Sommigen willen deze goede gevoelens rechtvaardigen door te wijzen op de gelijkenis tussen mensen en dieren. Ze richten hun aandacht vooral op mensapen en herinneren er ons voortdurend aan dat wij 98 à 99% van ons genetisch patrimonium met de chimpansees gemeen hebben.
Peter Singer die van Australische oorsprong is en professor bio-ethiek aan de befaamde universiteit van Princeton, is de vaandeldrager in de strijd tegen het “speciesisme” dat beschuldigd wordt een ideologie te zijn die een hiërarchie wil invoeren tussen de soorten, waar het menselijk wezen superieur zou zijn aan de dieren. Volgens hem zijn er geen sprongen van de ene soort naar de andere, maar een continuïteit: we zijn allen broeders. We zijn allen dieren.
Dierenrechten
Indien wij allen dieren zijn, moet men het domein van het recht uitbreiden: niet meer louter “humanitair”, maar “animalitair”: men heeft dat al gedaan voor de vrouwen tegen het seksisme; daarna voor de mensen van het zwarte ras, tegen het racisme. Vandaag moet men het doen voor de dieren tegen het “speciesisme”, te beginnen bij degenen die het dichtst bij ons staan — de mensapen — maar zonder ons tot hen te beperken (de vrouwen en de mensen van het zwarte ras zullen het waarderen).
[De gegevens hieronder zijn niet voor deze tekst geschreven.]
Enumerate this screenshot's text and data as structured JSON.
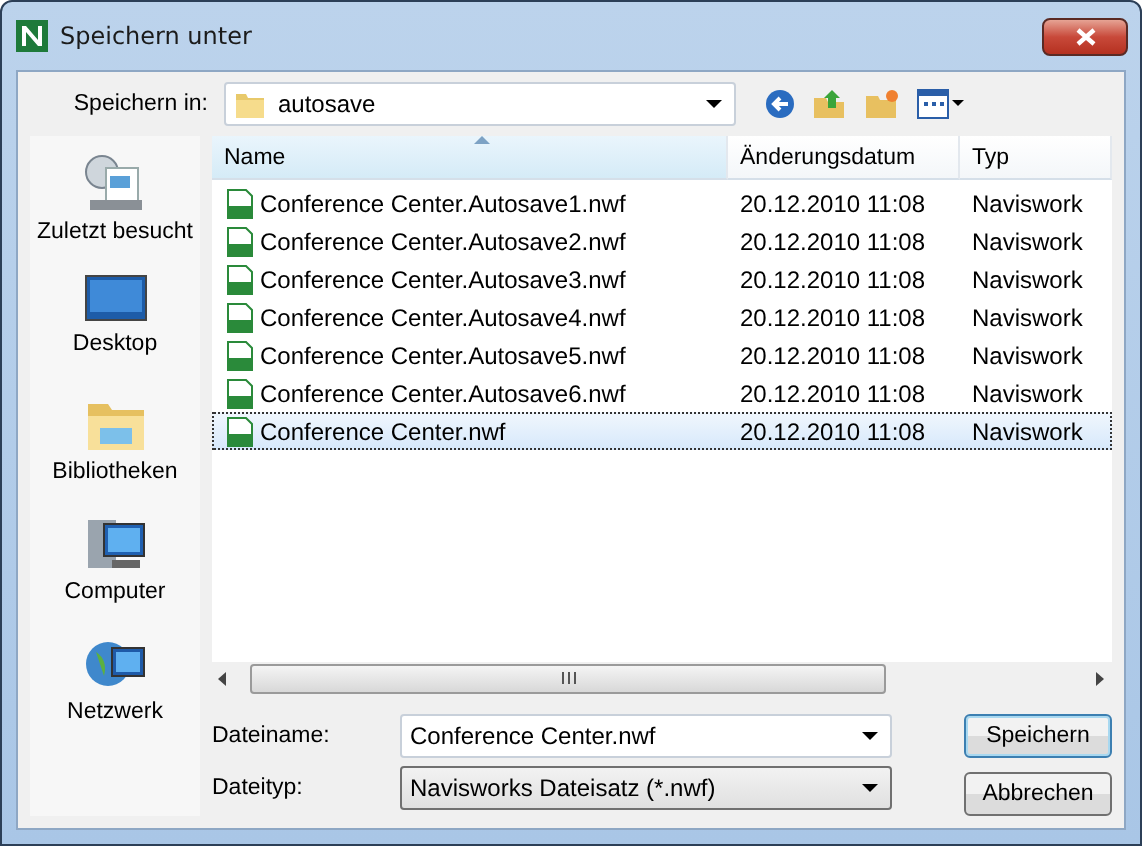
{
  "window": {
    "title": "Speichern unter"
  },
  "location": {
    "label": "Speichern in:",
    "value": "autosave"
  },
  "sidebar": {
    "items": [
      {
        "label": "Zuletzt besucht",
        "kind": "recent"
      },
      {
        "label": "Desktop",
        "kind": "desktop"
      },
      {
        "label": "Bibliotheken",
        "kind": "libraries"
      },
      {
        "label": "Computer",
        "kind": "computer"
      },
      {
        "label": "Netzwerk",
        "kind": "network"
      }
    ]
  },
  "table": {
    "columns": [
      "Name",
      "Änderungsdatum",
      "Typ"
    ],
    "rows": [
      {
        "name": "Conference Center.Autosave1.nwf",
        "date": "20.12.2010 11:08",
        "type": "Naviswork",
        "selected": false
      },
      {
        "name": "Conference Center.Autosave2.nwf",
        "date": "20.12.2010 11:08",
        "type": "Naviswork",
        "selected": false
      },
      {
        "name": "Conference Center.Autosave3.nwf",
        "date": "20.12.2010 11:08",
        "type": "Naviswork",
        "selected": false
      },
      {
        "name": "Conference Center.Autosave4.nwf",
        "date": "20.12.2010 11:08",
        "type": "Naviswork",
        "selected": false
      },
      {
        "name": "Conference Center.Autosave5.nwf",
        "date": "20.12.2010 11:08",
        "type": "Naviswork",
        "selected": false
      },
      {
        "name": "Conference Center.Autosave6.nwf",
        "date": "20.12.2010 11:08",
        "type": "Naviswork",
        "selected": false
      },
      {
        "name": "Conference Center.nwf",
        "date": "20.12.2010 11:08",
        "type": "Naviswork",
        "selected": true
      }
    ]
  },
  "filename": {
    "label": "Dateiname:",
    "value": "Conference Center.nwf"
  },
  "filetype": {
    "label": "Dateityp:",
    "value": "Navisworks Dateisatz (*.nwf)"
  },
  "buttons": [
    "Speichern",
    "Abbrechen"
  ]
}
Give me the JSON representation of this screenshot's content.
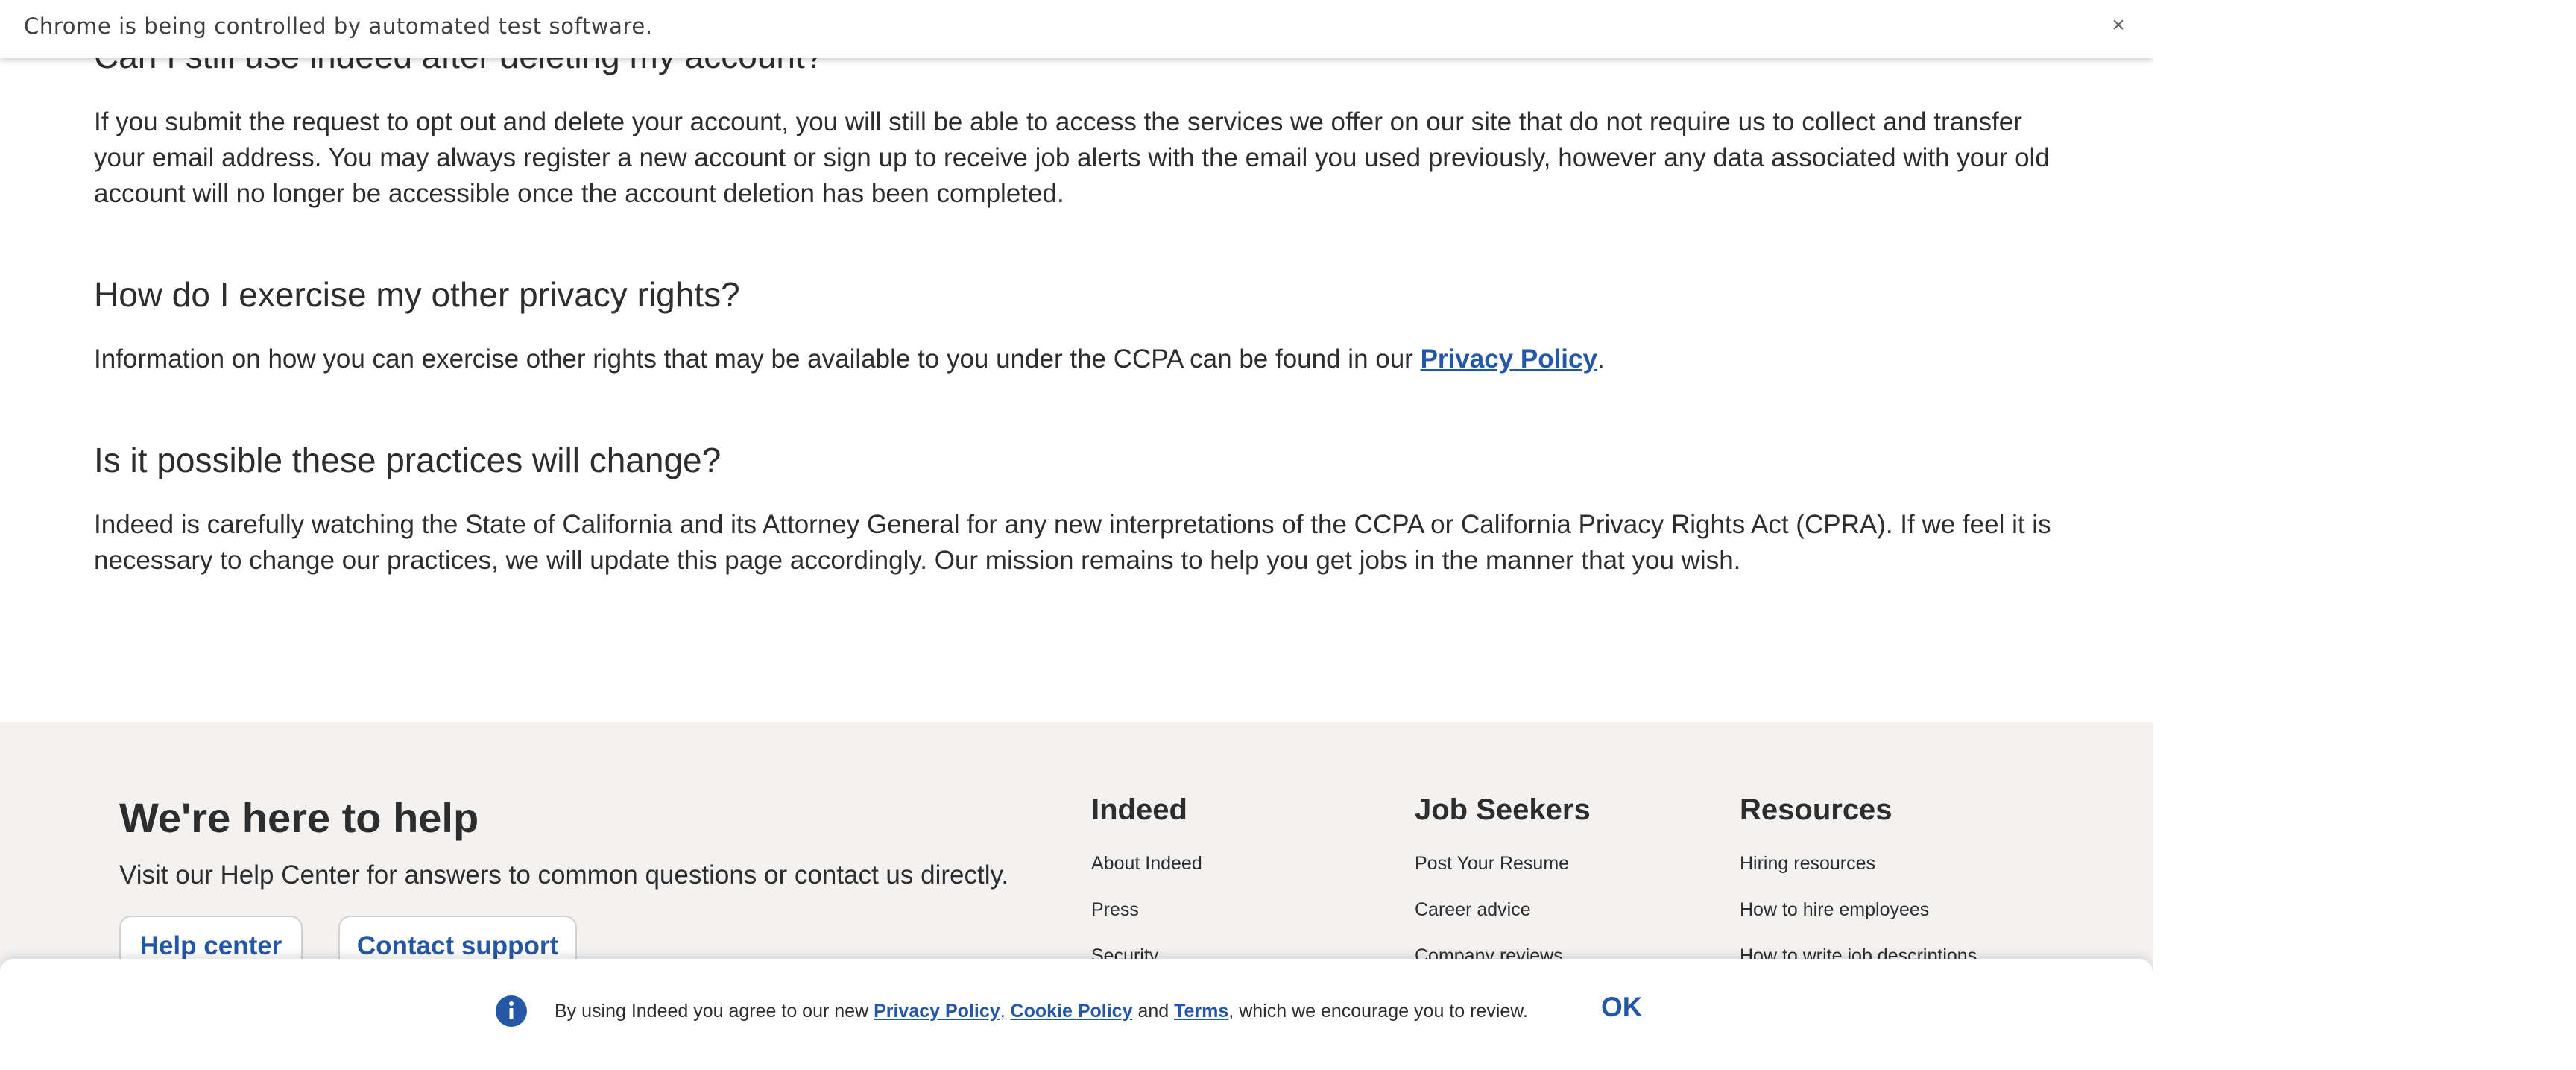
{
  "infobar": {
    "message": "Chrome is being controlled by automated test software.",
    "close_glyph": "×"
  },
  "article": {
    "section1": {
      "heading": "Can I still use indeed after deleting my account?",
      "body": "If you submit the request to opt out and delete your account, you will still be able to access the services we offer on our site that do not require us to collect and transfer your email address. You may always register a new account or sign up to receive job alerts with the email you used previously, however any data associated with your old account will no longer be accessible once the account deletion has been completed."
    },
    "section2": {
      "heading": "How do I exercise my other privacy rights?",
      "body_before": "Information on how you can exercise other rights that may be available to you under the CCPA can be found in our ",
      "link": "Privacy Policy",
      "body_after": "."
    },
    "section3": {
      "heading": "Is it possible these practices will change?",
      "body": "Indeed is carefully watching the State of California and its Attorney General for any new interpretations of the CCPA or California Privacy Rights Act (CPRA). If we feel it is necessary to change our practices, we will update this page accordingly. Our mission remains to help you get jobs in the manner that you wish."
    }
  },
  "footer": {
    "title": "We're here to help",
    "subtitle": "Visit our Help Center for answers to common questions or contact us directly.",
    "help_center_label": "Help center",
    "contact_support_label": "Contact support",
    "columns": [
      {
        "heading": "Indeed",
        "links": [
          "About Indeed",
          "Press",
          "Security"
        ]
      },
      {
        "heading": "Job Seekers",
        "links": [
          "Post Your Resume",
          "Career advice",
          "Company reviews"
        ]
      },
      {
        "heading": "Resources",
        "links": [
          "Hiring resources",
          "How to hire employees",
          "How to write job descriptions"
        ]
      }
    ]
  },
  "cookie_banner": {
    "text_start": "By using Indeed you agree to our new ",
    "privacy_link": "Privacy Policy",
    "sep1": ", ",
    "cookie_link": "Cookie Policy",
    "and": " and ",
    "terms_link": "Terms",
    "text_end": ", which we encourage you to review.",
    "ok_label": "OK",
    "icon": "info-icon"
  },
  "colors": {
    "link_blue": "#2557a7",
    "text": "#2d2d2d",
    "footer_bg": "#f3f2f1",
    "info_icon": "#2557a7"
  }
}
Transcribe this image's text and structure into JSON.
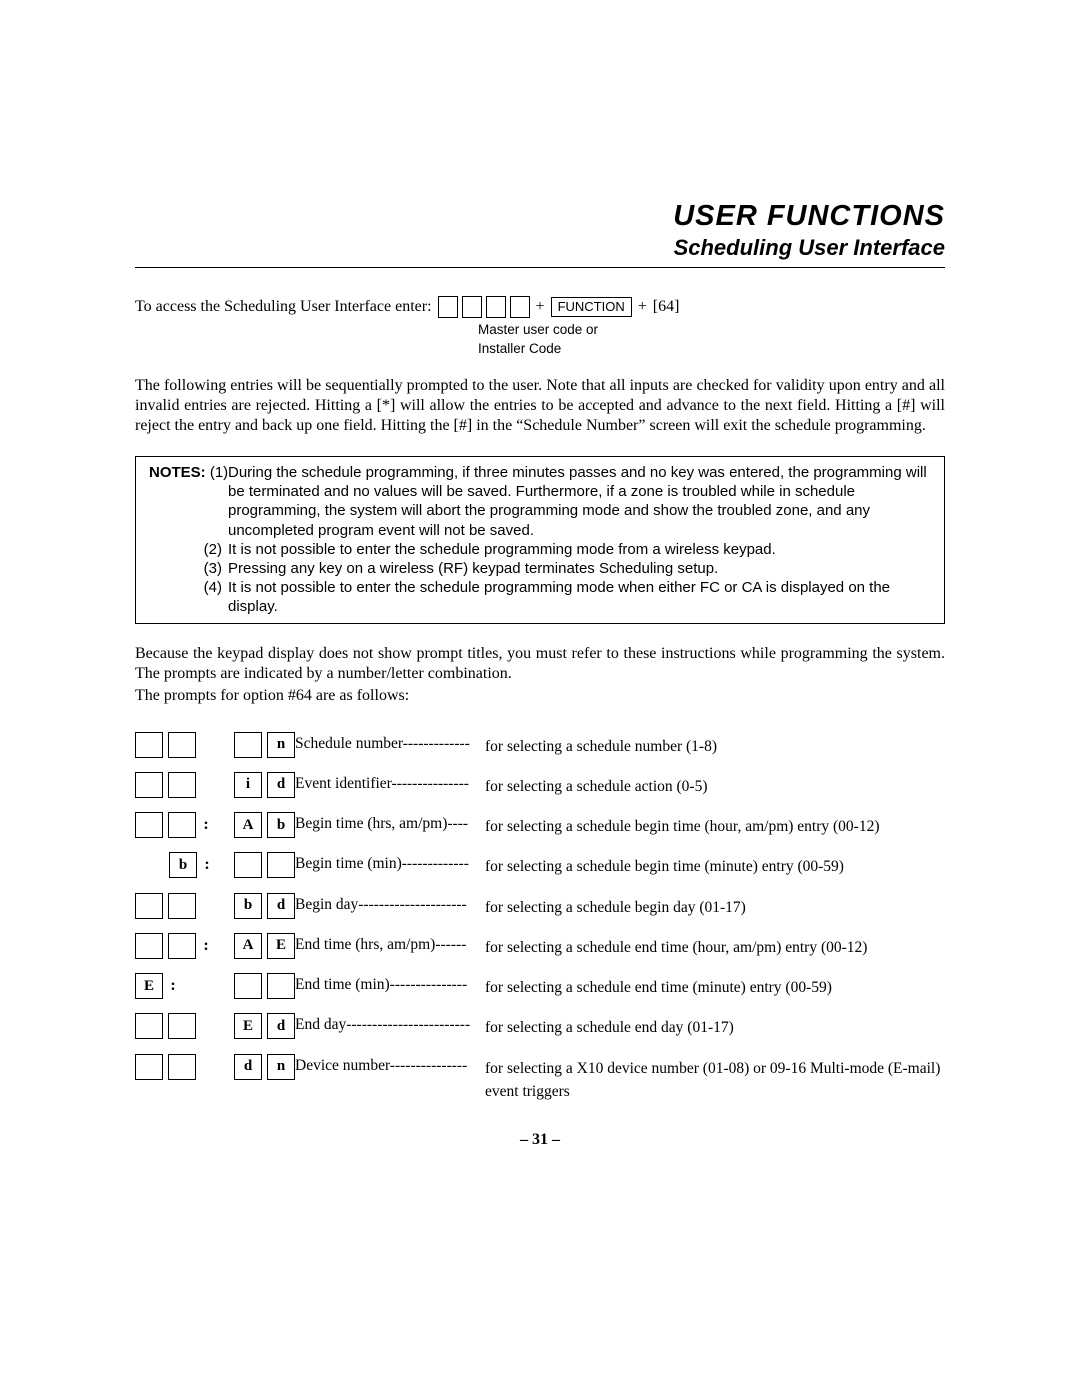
{
  "header": {
    "title": "USER FUNCTIONS",
    "subtitle": "Scheduling User Interface"
  },
  "access": {
    "prefix_text": "To access the Scheduling User Interface enter:",
    "plus1": "+",
    "function_key": "FUNCTION",
    "plus2": "+",
    "code": "[64]",
    "caption_line1": "Master user code or",
    "caption_line2": "Installer Code"
  },
  "para1": "The following entries will be sequentially prompted to the user. Note that all inputs are checked for validity upon entry and all invalid entries are rejected. Hitting a [*] will allow the entries to be accepted and advance to the next field. Hitting a [#] will reject the entry and back up one field. Hitting the [#] in the “Schedule Number” screen will exit the schedule programming.",
  "notes": {
    "label": "NOTES:",
    "items": [
      {
        "num": "(1)",
        "text": "During the schedule programming, if three minutes passes and no key was entered, the programming will be terminated and no values will be saved. Furthermore, if a zone is troubled while in schedule programming, the system will abort the programming mode and show the troubled zone, and any uncompleted program event will not be saved."
      },
      {
        "num": "(2)",
        "text": "It is not possible to enter the schedule programming mode from a wireless keypad."
      },
      {
        "num": "(3)",
        "text": "Pressing any key on a wireless (RF) keypad terminates Scheduling setup."
      },
      {
        "num": "(4)",
        "text": "It is not possible to enter the schedule programming mode when either FC or CA is displayed on the display."
      }
    ]
  },
  "para2": "Because the keypad display does not show prompt titles, you must refer to these instructions while programming the system. The prompts are indicated by a number/letter combination.",
  "para3": "The prompts for option #64 are as follows:",
  "prompts": [
    {
      "layout": "four_right",
      "cells": [
        "",
        "",
        "",
        "n"
      ],
      "label": "Schedule number-------------",
      "desc": "for selecting a schedule number (1-8)"
    },
    {
      "layout": "four_right",
      "cells": [
        "",
        "",
        "i",
        "d"
      ],
      "label": "Event identifier---------------",
      "desc": "for selecting a schedule action (0-5)"
    },
    {
      "layout": "two_colon_two",
      "cells": [
        "",
        "",
        "A",
        "b"
      ],
      "label": "Begin time (hrs, am/pm)----",
      "desc": "for selecting a schedule begin time (hour, am/pm) entry (00-12)"
    },
    {
      "layout": "one_colon_two_shift",
      "cells": [
        "b",
        "",
        ""
      ],
      "label": "Begin time (min)-------------",
      "desc": "for selecting a schedule begin time (minute) entry (00-59)"
    },
    {
      "layout": "four_right",
      "cells": [
        "",
        "",
        "b",
        "d"
      ],
      "label": "Begin day---------------------",
      "desc": "for selecting a schedule begin day (01-17)"
    },
    {
      "layout": "two_colon_two",
      "cells": [
        "",
        "",
        "A",
        "E"
      ],
      "label": "End time (hrs, am/pm)------",
      "desc": "for selecting a schedule end time (hour, am/pm) entry (00-12)"
    },
    {
      "layout": "one_colon_two_far_left",
      "cells": [
        "E",
        "",
        ""
      ],
      "label": "End time (min)---------------",
      "desc": "for selecting a schedule end time (minute) entry (00-59)"
    },
    {
      "layout": "four_right",
      "cells": [
        "",
        "",
        "E",
        "d"
      ],
      "label": "End day------------------------",
      "desc": "for selecting a schedule end day (01-17)"
    },
    {
      "layout": "four_right",
      "cells": [
        "",
        "",
        "d",
        "n"
      ],
      "label": "Device number---------------",
      "desc": "for selecting a X10 device number (01-08) or 09-16 Multi-mode (E-mail) event triggers"
    }
  ],
  "page_number": "– 31 –"
}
Het bezwaar tegen de wens van de “animalitairen” is evident: mensapen zijn niet in staat aanspraak te maken op hun eigen rechten. Maar men antwoordt ons dat deze dieren hun rechten niet zelf moeten verdedigen voor het gerecht. Ze zouden kunnen vertegenwoordigd worden door mensen, zoals kinderen of mentaal gehandicapten van onze soort. Cass Sunstein, professor aan Harvard en gewezen adviseur van president Obama, vraagt schijnbaar naïef: Is er iets problematisch in deze gedachte? Misschien wel. Om te beginnen, met welk recht beweren de theoretici van de dierenbevrijding dat ze in naam van de dieren spreken?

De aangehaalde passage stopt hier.